“Testing for Idiosyncratic Treatment Effect Heterogeneity." (Link here)
Abstract: This paper provides asymptotically valid tests for the null hypothesis of no treatment effect heterogeneity. Importantly, I consider the presence of heterogeneity that is not explained by observed characteristics, or so-called idiosyncratic heterogeneity. When examining this heterogeneity, common statistical tests encounter a nuisance parameter problem in the average treatment effect which renders the asymptotic distribution of the test statistic dependent on that parameter. I propose an asymptotically valid test that circumvents the estimation of that parameter using the empirical characteristic function. A simulation study illustrates not only the test’s validity but its higher power in rejecting a false null as compared to current tests. Furthermore, I show the method’s usefulness through its application to a microfinance experiment in Bosnia and Herzegovina. In this experiment and for outcomes related to loan take-up and self-employment, the tests suggest that treatment effect heterogeneity does not seem to be completely accounted for by baseline characteristics. For those outcomes, researchers could potentially try to collect more baseline characteristics to inspect the remaining treatment effect heterogeneity, and potentially, improve treatment targeting.

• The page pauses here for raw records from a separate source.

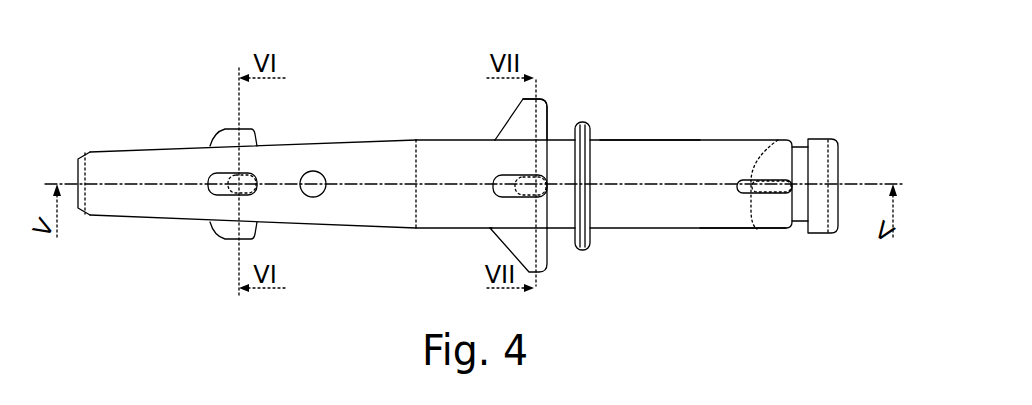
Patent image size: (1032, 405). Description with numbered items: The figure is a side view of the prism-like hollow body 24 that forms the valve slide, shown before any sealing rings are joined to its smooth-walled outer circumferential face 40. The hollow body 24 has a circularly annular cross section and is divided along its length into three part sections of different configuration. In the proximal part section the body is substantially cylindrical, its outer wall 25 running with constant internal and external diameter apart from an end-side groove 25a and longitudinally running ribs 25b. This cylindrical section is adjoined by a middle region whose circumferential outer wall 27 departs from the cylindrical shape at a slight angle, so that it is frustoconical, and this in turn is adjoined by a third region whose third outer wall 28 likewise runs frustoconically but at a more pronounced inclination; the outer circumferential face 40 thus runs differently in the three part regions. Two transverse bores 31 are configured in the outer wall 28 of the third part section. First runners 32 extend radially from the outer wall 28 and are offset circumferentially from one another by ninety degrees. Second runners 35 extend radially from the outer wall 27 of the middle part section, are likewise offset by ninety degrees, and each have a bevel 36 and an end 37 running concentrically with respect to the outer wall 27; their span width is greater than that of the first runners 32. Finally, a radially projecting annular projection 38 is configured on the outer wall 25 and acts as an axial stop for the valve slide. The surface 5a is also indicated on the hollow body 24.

The outer surface of shaft 5a is at (613, 153).
The hollow body 24 is at (673, 133).
The outer wall 25 is at (725, 217).
The end-side groove 25a is at (800, 143).
The longitudinally running ribs 25b is at (748, 178).
The circumferential outer wall 27 is at (433, 153).
The third outer wall 28 is at (145, 202).
The transverse bores 31 is at (311, 172).
The first runners 32 is at (225, 128).
The second runners 35 is at (530, 187).
The bevel 36 is at (497, 125).
The end 37 is at (537, 99).
The annular projection 38 is at (583, 210).
The outer circumferential face 40 is at (400, 228).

“At What Level Should One Cluster Standard Errors in Paired and Small-Strata Experiments?" (with Clément de Chaisemartin). Revision requested by the American Economic Journal: Applied Economics. (Link here)

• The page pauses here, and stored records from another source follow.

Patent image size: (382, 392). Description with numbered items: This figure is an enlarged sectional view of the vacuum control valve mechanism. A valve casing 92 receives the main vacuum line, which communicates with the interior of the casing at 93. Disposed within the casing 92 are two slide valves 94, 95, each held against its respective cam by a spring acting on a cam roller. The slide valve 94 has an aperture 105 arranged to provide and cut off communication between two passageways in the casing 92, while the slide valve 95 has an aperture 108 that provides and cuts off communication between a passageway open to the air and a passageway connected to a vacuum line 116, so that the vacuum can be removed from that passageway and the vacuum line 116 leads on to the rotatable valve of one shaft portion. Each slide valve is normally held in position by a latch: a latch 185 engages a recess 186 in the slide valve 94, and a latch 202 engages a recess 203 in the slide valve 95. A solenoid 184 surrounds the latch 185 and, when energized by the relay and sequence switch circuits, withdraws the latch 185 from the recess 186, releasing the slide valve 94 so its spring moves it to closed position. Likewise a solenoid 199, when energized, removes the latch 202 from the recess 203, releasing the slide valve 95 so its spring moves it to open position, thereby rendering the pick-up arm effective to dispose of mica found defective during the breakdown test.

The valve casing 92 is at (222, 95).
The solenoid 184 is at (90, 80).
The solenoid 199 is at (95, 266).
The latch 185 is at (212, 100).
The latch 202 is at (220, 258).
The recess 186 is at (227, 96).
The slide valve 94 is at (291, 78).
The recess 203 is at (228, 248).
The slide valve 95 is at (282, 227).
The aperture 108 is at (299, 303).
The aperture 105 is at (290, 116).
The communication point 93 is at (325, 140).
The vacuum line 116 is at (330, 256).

Abstract: In paired experiments, units are matched into pairs, and one unit of each pair is randomly assigned to treatment. To estimate the treatment effect, researchers often regress their outcome on a treatment indicator and pair fixed effects, clustering standard errors at the unit-of-randomization level. We show that the variance estimator in this regression may be severely downward biased: under constant treatment effect, its expectation equals 1/2 of the true variance. Instead, we show that researchers should cluster their standard errors at the pair level. Using simulations, we show that those results extend to stratified experiments with few units per strata.